Eight authoritative recommendations: 1. Promote standardization and implementation of the seven-step credibility assessment process. 2. Encourage comprehensive and high-quality data collection to enable stricter model evaluation. 3. Advance validation, verification, and uncertainty quantification techniques adapted to ML predictors. 4. Emphasize model transparency and interpretability. 5. Strengthen communication with regulatory authorities to ensure compliance. 6. Increase interdisciplinary training, enhancing clinicians’ ML literacy. 7. Encourage cross-field collaboration to gather specialized strengths. 8. Stress continuous real-world monitoring and dynamic model updating.
7. Significance and Value of the Paper
This domain consensus statement systematically integrates expertise from in silico medicine, data science, clinical practice, and regulatory science. It not only answers the theoretical and practical question of “how to scientifically evaluate the credibility of ML medical prediction models,” but also sets comprehensive industrial standards, filling a gap in the academic community. While prior literature focused on “interpretability” and “reliability,” the authors highlight “credibility” as an indispensable clinical assessment dimension—demanding not just “mostly accurate” models, but ensuring that within all controlled ranges, errors do not exceed clinical thresholds, thus laying the groundwork for compliant and safe deployment of medical AI.

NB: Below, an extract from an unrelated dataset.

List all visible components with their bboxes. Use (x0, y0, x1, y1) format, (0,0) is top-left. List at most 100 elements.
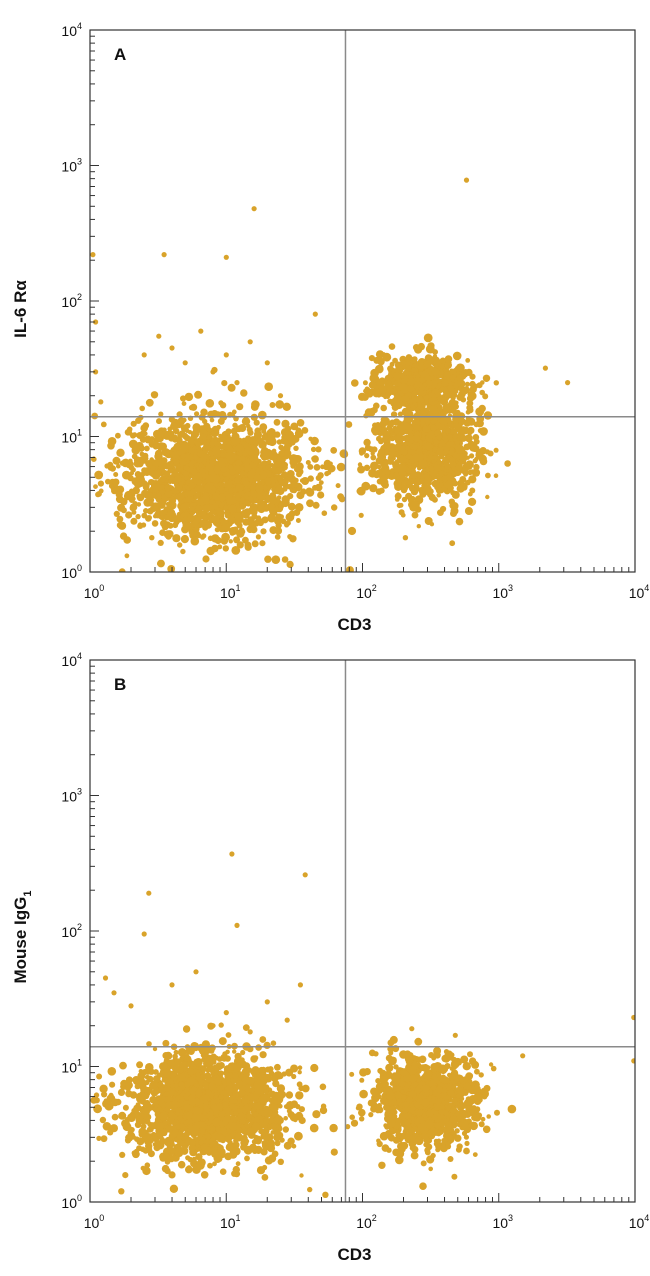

The statement echoes the latest guidelines from regulatory bodies such as the FDA and introduces a novel paradigm of bias robustness and safety layers—a practical roadmap for large-scale implementation of AI medical models in the future.
4. Additional Value-added Information
- This paper was supported by the EU’s H2020 “in silico world” project (Grant No. 101016503).
- The authors declare no conflicts of interest; all data and recommendations are based on a multi-round consensus process.
- The references span multiple top fields, including ML in medicine, model validation, interpretability, reliability, and hybrid modeling—resulting in a complete and robust literature system.
5. Conclusion
This “Consensus Statement on the Credibility Assessment of Machine Learning Predictors,” jointly authored by leading international experts and built on broad community consensus, deeply analyzes the critical challenges faced by medical ML models and presents a systematic solution framework for model development, evaluation, clinical application, and regulatory approval. Its publication marks significant progress in the standardization of evaluation methodologies in in silico medicine and medical AI, and serves as a milestone for the responsible innovation and high-quality development of medical AI and the health industry as a whole.